The project solves an old Unix problem: work should not disappear just because a terminal window closes or an SSH connection drops.
tmux’s main task is to provide a stable terminal workspace: windows, panes, sessions, detaching, and reattaching.
What is inside the repository
The README describes tmux as a multiplexer that runs on OpenBSD, FreeBSD, NetBSD, Linux, macOS, and Solaris.
libevent 2.x is listed as a dependency, and the build uses normal Unix tools.
How people usually use it
tmux is used by administrators, developers, DevOps engineers, and anyone who works in terminals or on remote servers for long periods.
A normal scenario is to create a named session, open several windows, start long-running processes, and detach without stopping work.
A session you can return to
This example shows the basic tmux scenario: create a session, detach, and attach again later.
tmux new -s work
# detach with Ctrl-b d
tmux attach -t work
What it feels like in practice
The project’s strength is habit reliability. Once sessions and panes are learned, the terminal becomes a full working desktop.
Another advantage is SSH work. Users can return to the same environment after a disconnected session.
Limits and careful spots
The limitation is that tmux requires learning its key bindings and prefix-command model.
Configuration can also become complex if tmux is turned into a full IDE without restraint.
Who it fits
tmux best fits people who spend a lot of time in the terminal and value persistent sessions.
In the catalog, tmux matters as a classic infrastructure tool: quiet, but it changes daily command-line work.

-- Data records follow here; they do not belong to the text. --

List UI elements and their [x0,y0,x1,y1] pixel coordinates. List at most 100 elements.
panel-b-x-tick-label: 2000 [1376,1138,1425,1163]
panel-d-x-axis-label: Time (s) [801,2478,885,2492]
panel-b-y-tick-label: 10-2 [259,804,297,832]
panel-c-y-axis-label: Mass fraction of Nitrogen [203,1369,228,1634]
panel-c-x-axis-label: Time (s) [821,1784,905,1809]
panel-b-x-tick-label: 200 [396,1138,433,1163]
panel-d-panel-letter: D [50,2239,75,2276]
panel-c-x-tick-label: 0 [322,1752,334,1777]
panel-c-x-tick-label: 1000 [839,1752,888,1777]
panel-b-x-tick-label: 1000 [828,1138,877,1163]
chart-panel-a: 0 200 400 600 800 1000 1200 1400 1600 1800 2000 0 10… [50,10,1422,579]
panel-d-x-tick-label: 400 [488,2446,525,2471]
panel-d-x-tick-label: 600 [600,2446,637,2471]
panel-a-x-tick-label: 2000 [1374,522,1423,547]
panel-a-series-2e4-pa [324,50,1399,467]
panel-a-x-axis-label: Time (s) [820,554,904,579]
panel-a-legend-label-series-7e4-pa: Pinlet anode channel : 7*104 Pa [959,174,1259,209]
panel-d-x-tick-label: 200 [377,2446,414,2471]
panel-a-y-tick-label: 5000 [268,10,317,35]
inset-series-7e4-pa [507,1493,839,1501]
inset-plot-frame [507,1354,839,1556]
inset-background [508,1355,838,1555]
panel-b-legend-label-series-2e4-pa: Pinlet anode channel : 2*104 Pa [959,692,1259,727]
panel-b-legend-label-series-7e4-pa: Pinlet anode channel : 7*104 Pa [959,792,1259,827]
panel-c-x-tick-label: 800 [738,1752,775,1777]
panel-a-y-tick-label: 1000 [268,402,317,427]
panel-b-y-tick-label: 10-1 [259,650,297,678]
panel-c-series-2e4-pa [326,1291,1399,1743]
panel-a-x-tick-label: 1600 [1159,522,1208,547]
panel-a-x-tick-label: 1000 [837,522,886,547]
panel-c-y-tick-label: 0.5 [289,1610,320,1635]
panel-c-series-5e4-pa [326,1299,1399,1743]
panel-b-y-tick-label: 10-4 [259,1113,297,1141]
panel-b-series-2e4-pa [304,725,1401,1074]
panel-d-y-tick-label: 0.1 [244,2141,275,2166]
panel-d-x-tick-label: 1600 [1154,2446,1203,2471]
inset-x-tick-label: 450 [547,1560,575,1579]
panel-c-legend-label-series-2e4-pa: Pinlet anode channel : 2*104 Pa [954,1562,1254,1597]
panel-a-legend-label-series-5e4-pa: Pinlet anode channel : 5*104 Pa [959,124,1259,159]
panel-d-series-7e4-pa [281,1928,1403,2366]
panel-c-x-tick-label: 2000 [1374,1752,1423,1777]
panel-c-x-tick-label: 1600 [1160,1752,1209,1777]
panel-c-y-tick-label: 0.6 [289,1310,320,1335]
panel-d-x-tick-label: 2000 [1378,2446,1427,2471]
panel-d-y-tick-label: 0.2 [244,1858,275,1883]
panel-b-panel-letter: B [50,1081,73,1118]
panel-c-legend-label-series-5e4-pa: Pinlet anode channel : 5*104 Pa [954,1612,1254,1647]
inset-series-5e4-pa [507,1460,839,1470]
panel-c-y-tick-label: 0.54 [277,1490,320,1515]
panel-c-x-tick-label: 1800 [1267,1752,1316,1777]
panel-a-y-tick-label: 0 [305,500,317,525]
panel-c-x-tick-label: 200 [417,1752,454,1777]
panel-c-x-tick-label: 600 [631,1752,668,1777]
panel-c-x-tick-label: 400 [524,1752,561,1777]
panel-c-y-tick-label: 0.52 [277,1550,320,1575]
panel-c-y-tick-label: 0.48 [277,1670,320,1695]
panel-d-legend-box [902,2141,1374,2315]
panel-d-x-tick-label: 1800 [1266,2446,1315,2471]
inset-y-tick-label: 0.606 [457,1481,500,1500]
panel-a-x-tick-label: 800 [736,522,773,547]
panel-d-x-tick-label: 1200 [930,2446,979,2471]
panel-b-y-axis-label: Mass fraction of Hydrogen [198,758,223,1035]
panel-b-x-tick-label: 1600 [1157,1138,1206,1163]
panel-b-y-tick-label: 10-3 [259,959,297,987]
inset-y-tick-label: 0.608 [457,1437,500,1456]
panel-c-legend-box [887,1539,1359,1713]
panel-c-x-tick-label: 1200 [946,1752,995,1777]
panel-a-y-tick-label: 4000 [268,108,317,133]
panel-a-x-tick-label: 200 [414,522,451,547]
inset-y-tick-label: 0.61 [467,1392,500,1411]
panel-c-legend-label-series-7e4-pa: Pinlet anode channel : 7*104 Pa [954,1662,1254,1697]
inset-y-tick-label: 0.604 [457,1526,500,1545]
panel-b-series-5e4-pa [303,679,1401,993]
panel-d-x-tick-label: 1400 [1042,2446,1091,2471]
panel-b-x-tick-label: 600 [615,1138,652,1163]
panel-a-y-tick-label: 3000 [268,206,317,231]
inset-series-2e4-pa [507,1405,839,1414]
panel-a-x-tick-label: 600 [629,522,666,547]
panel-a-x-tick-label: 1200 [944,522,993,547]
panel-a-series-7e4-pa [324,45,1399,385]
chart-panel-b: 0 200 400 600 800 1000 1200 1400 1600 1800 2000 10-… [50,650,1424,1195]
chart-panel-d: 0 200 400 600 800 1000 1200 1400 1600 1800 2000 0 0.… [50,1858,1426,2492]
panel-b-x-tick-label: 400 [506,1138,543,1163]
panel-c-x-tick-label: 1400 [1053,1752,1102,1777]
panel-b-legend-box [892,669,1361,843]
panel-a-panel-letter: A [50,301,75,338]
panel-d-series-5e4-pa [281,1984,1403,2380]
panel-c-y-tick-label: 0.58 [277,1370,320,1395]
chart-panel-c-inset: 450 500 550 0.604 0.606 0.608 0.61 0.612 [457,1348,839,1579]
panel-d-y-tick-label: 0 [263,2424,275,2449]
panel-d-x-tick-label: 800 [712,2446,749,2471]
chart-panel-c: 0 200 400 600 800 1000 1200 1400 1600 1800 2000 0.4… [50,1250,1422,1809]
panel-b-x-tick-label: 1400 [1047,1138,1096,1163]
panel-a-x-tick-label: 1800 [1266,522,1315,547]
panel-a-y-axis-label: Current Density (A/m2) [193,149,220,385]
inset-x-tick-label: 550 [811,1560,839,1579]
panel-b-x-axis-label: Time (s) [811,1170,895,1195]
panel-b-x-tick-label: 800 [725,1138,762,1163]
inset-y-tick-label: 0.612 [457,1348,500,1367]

In long-term work with a project like this, installation is not the only concern: the team needs a clear boundary of responsibility, an update routine, and an owner for usage rules.
In practice, this means running a minimal example before adoption, checking configuration, reviewing updates, and understanding which data or processes are touched. That short pass quickly shows where the project helps immediately and where the team still needs its own decisions.
If the project becomes part of a public site, product, or internal platform, it should be recorded in team documentation: source link, version, owner, and update rhythm. Then the open code remains a managed dependency rather than a random fragment of infrastructure.